Principal boosts morale with wacky anticsApr 03, 2022 07:55PM ● By Jet Burnham
By Jet Burnham | [email protected]
Things have been pretty wacky in local elementary schools for the past few months. In February, teachers and students dressed up as 100 year-olds to celebrate the 100th day of school. They wore tutus, turtlenecks, ties and tiaras to celebrate Tuesday 2-22-22. There were silly socks and crazy hairstyles for Dr. Seuss’s birthday on March 2. And now it is April Fool’s Day and everyone is waiting to see what Columbia Elementary Principal Abe Yospe, the wackiest of them all, will do.
“We always say he's the biggest kid here at school,” front office secretary Holly Infante said.
Yospe is a fun-loving administrator who loves to joke around with both students and staff to build relationships. He loves to dress up in various costumes including the Grinch, Obi Wan Kenobi, a leprechaun and a pink rabbit.
Last April Fool’s Day, he held a “flood drill.” He and the office staff wore life preservers and encouraged students to roll up their pant legs so they wouldn’t get wet.
“We had them go out of the building doing the backstroke or the front stroke, pretending they were swimming,” Yospe said. “It was pretty funny.”
Kindergarten teacher Megan Mattson said the students adore Yospe.
“I think his fun attitude makes him seem more accessible and less intimidating to students,” she said. “Mr. Yospe spends a lot of time building relationships with the students and it clearly shows.”
One of Yospe’s running gags is that he insists there are animals living in the school basement. This year, there are camels. He posts “Beware of camels” signs and often refers to them during morning announcements.
“He'll just pick on a random teacher that day and say she has camel duties and really it's nothing, it's just a joke,” Infante said.
Other years there were pigs and then goats living in the basement. That year, Yospe arranged for a goat yoga session for his staff and surprised students by bringing the goats “out of the basement” for a visit at the end of the year.
Yospe admits it might be harder to bring the camels “out of the basement” this year but it's a tradition that he feels helps improve morale.
“We try to keep things light in hard years like this,” Yospe said. His idea of “keeping things light” involves playing jokes on staff members.
Humor is the way Yospe bonds with his colleagues, as Mattson found out during her first few days at Columbia Elementary.
“We had some materials shipped in these giant boxes that had found their resting place near the front office,” Mattson said. “Mr. Yospe hid in these giant boxes and proceeded to call each and every teacher to the office. And as we walked by... boom! He definitely jump-started a couple hearts—one of my favorite memories to this day. As a new teacher, you feel like you don't know anybody and he instantly makes people feel welcomed, loved, and part of the family.”
Yospe has also made a game of hiding a creepy ventriloquist doll in random places around the school. Whoever finds it gets a shock, laughs about it and then hides it for the next victim.
“Stuff like that is fun and it keeps things light,” Yospe said. “Teachers are super overwhelmed and so anything we can do...”
Yospe also makes professional development days fun for teachers, such as the goat yoga session he arranged three years ago. This year, he invited a professional bingo caller to one of their meetings and turned another into a group paint night.

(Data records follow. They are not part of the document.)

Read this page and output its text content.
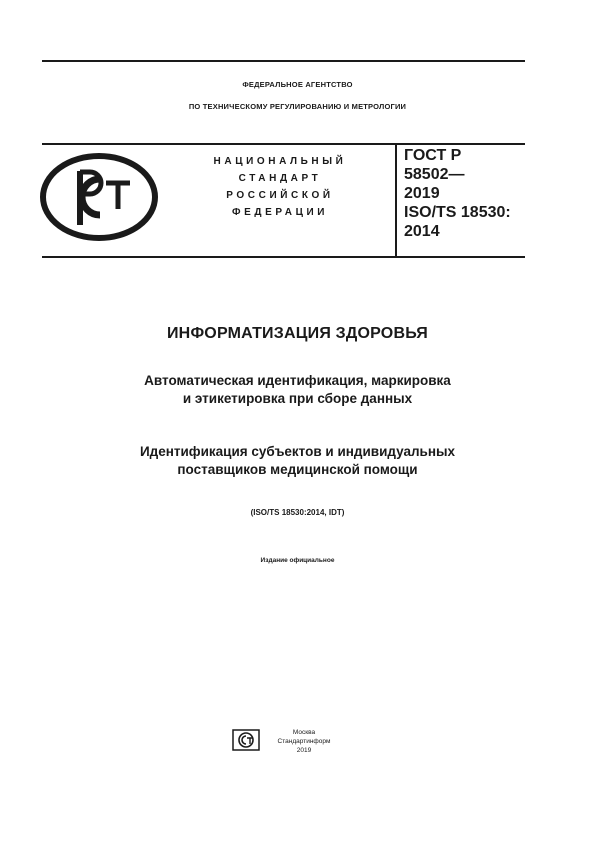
ФЕДЕРАЛЬНОЕ АГЕНТСТВО
ПО ТЕХНИЧЕСКОМУ РЕГУЛИРОВАНИЮ И МЕТРОЛОГИИ
НАЦИОНАЛЬНЫЙ
СТАНДАРТ
РОССИЙСКОЙ
ФЕДЕРАЦИИ
ГОСТ Р
58502—
2019
ISO/TS 18530:
2014
ИНФОРМАТИЗАЦИЯ ЗДОРОВЬЯ
Автоматическая идентификация, маркировка
и этикетировка при сборе данных
Идентификация субъектов и индивидуальных
поставщиков медицинской помощи
(ISO/TS 18530:2014, IDT)
Издание официальное
Москва
Стандартинформ
2019
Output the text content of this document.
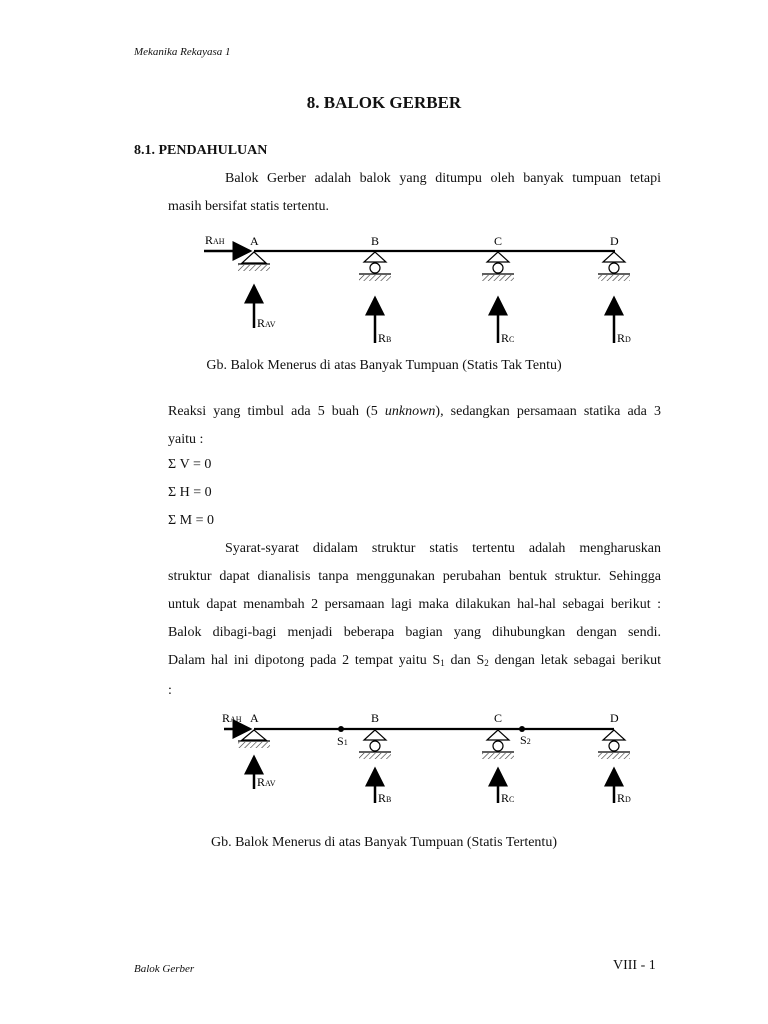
Mekanika Rekayasa 1
8. BALOK GERBER
8.1. PENDAHULUAN
Balok Gerber adalah balok yang ditumpu oleh banyak tumpuan tetapi
masih bersifat statis tertentu.
RAH A	B	C	D
RAV
RB	RC	RD
Gb. Balok Menerus di atas Banyak Tumpuan (Statis Tak Tentu)
Reaksi yang timbul ada 5 buah (5 unknown), sedangkan persamaan statika ada 3
yaitu :
Σ V = 0
Σ H = 0
Σ M = 0
Syarat-syarat didalam struktur statis tertentu adalah mengharuskan
struktur dapat dianalisis tanpa menggunakan perubahan bentuk struktur. Sehingga
untuk dapat menambah 2 persamaan lagi maka dilakukan hal-hal sebagai berikut :
Balok dibagi-bagi menjadi beberapa bagian yang dihubungkan dengan sendi.
Dalam hal ini dipotong pada 2 tempat yaitu $S_1$ dan $S_2$ dengan letak sebagai berikut
:
RAH
S1	S2
A	B	C	D
RAV
RB	RC	RD
Gb. Balok Menerus di atas Banyak Tumpuan (Statis Tertentu)
Balok Gerber	VIII - 1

“I feel like anything we can do to get the teachers through this year and bonded together—it's important because they definitely are feeling it this year,” Yospe said.
The staff members are good-natured about Yospe’s jokes, especially when they can turn the jokes on him in return.
“I have never found the ventriloquist doll in my own classroom, but I will admit that I have hidden some old (and haunted looking) porcelain dolls in his office,” Mattson said.
Mattson is used to Yospe’s tricks. He often pretends to eat Play-Doh whenever he visits the kindergarten classroom. One day, to the delight of the students, he ate an entire can of Play-Doh, which he’d secretly filled with blue cookie dough. When Mattson overcame her shock and realized what he’d done, she formed a plan to get back at him.
“I ended up writing a note home to his wife (just like we write notes home to parents sometimes) encouraging better behavior,” she said. “It was a big hit with his wife. We pinned it to his shirt and everything to make sure it found its way home.”
In August, a sign, which appeared to be signed by Yospe, was posted on the sixth grade doors stating, “I hereby allow sixth grade teachers to do what they want, when they want!” The “liberated” teachers had a giggle as Yospe insisted he did not approve the sign.
Mattson said these light-hearted gags help ease the stress of challenging days and make teachers and students look forward to coming to school everyday.
“COVID has hit morale worldwide, but Mr. Yospe's humor makes the school environment light, cheerful, and truly pleasant,” she said. “We can always count on a joyous face greeting us or saying hello in the halls. There is something special about Columbia and I truly believe that Mr. Yospe is at the center of this. He has created an environment that is so unique.”